Mezzo-soprano qui se signala l’an passé par son premier prix au Concours international de chant baroque de Froville, Anaïs Bertrand nous propose un programme articulé autour de deux œuvres principales : une pièce contemporaine pour mezzo et viole de gambe, et la fameuse cantate La Lucrezia, de Haendel. Elle est accompagnée par Robin Pharo, violiste, et Grégoire Langraud, qui passera du clavecin au positif, pour assurer la basse continue.
Le Lagrime amare, de Mazzocchi, conduit avec souplesse et naturel, permet à notre mezzo d’exhaler sa plainte en un récitatif dramatique d’une grande variété. Un air de l’oratorio La Giuditta, d’Alessandro Scarlatti, «Dormi, o fulmine di guerra», confirme les qualités d’Anaïs Bertrand : la voix est solide, ample et projetée à souhait, avec un beau médium, assorti d’aigus colorés et de solides graves.
Le cycle de Fabien Touchard, présenté par la soliste, s’articule autour de trois textes (The Waves, The Rose of Sharon, The Lake Isle of Innisfree) reliés par des interludes à la viole. L’usage original de cette dernière lui permet d’accompagner et de dialoguer avec la voix, dans un registre contemporain approprié aux textes. La première mélodie surprend par sa ligne. L’extrait du Cantique des Cantiques confirme les tournures orientales, sensuelles, avec les passages rythmés à la viole de gambe. Enfin, le poème de Yeats, animé, lyrique, couronne l’ensemble, dont les inflexions nostalgiques nous renvoient parfois aux pièces élisabéthaines. Malgré les qualités d’articulation d’Anaïs Bertrand, il faut, une fois encore, déplorer la méconnaissance des textes chantés à laquelle est réduit le public.

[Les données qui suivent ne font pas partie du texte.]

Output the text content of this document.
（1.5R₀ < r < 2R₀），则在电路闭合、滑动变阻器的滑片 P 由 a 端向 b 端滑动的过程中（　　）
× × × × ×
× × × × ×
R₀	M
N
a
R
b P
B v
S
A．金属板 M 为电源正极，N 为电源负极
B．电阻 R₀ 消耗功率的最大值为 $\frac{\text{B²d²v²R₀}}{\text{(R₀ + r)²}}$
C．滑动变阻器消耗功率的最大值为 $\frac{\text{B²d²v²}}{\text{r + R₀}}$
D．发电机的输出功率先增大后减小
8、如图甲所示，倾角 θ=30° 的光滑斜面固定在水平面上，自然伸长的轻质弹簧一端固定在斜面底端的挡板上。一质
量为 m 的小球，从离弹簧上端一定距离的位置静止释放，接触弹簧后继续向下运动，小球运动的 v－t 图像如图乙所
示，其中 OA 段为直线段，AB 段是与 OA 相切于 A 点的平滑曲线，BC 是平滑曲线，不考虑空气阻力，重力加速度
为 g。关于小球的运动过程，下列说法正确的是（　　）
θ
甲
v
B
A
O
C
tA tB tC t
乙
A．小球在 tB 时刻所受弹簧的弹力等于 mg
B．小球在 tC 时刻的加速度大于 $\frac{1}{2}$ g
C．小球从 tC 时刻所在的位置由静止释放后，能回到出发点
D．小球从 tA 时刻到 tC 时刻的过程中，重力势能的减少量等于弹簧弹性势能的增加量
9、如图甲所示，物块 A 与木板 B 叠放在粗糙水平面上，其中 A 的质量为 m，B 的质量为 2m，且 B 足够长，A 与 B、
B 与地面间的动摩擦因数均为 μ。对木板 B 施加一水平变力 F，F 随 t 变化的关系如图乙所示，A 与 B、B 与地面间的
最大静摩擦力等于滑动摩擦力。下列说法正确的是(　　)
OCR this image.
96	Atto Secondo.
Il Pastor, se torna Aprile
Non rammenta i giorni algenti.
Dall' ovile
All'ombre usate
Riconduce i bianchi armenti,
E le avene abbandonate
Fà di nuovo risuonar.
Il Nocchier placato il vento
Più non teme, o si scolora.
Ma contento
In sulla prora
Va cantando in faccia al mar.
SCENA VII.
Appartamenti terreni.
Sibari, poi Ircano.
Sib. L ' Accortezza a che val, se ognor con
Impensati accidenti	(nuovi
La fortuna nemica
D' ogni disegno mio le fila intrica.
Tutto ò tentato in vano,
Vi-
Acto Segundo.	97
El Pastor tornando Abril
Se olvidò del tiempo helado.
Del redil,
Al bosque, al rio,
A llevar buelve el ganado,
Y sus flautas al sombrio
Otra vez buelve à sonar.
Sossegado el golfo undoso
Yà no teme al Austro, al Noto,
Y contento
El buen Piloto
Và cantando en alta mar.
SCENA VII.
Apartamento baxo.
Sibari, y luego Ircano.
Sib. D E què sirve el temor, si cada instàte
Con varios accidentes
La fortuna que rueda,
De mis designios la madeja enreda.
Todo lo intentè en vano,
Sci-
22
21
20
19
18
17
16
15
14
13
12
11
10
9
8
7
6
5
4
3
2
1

L’histoire de Lucrèce, résistant aux avances de Tarquinus, et son viol, auront inspiré plus d’un musicien, jusqu’à Britten. La cantate dramatique de Haendel (La Lucrezia, HWV 145), illustrée par toutes les mezzos depuis Janet Baker, nous vaut un récit dense, aux climats renouvelés. Anaïs Bertrand y excelle, bien qu’accompagnée de façon appliquée, sans âme. Ses graves sont splendides (« la vendetta »), le dénouement est particulièrement touchant, avec un accompagnato expressif. L’engagement est manifeste, la palette de couleurs, large, les vocalises éclatantes. Un mezzo comme on les aime, à la voix pleinement épanouie, égale, d’une articulation exemplaire.
Les deux interventions purement instrumentales, un adagio de Corelli, une pièce de Frescobaldi, se laissent écouter sans déplaisir, honnêtes, sans plus. Le récital s’achève par l’aimable divertissement « Quel sguardo sdegnosetto », deuxième des Scherzi musicali de 1632, de Monteverdi. Anaïs Bertrand prend manifestement plaisir à le chanter, et nous fait partager sa joie.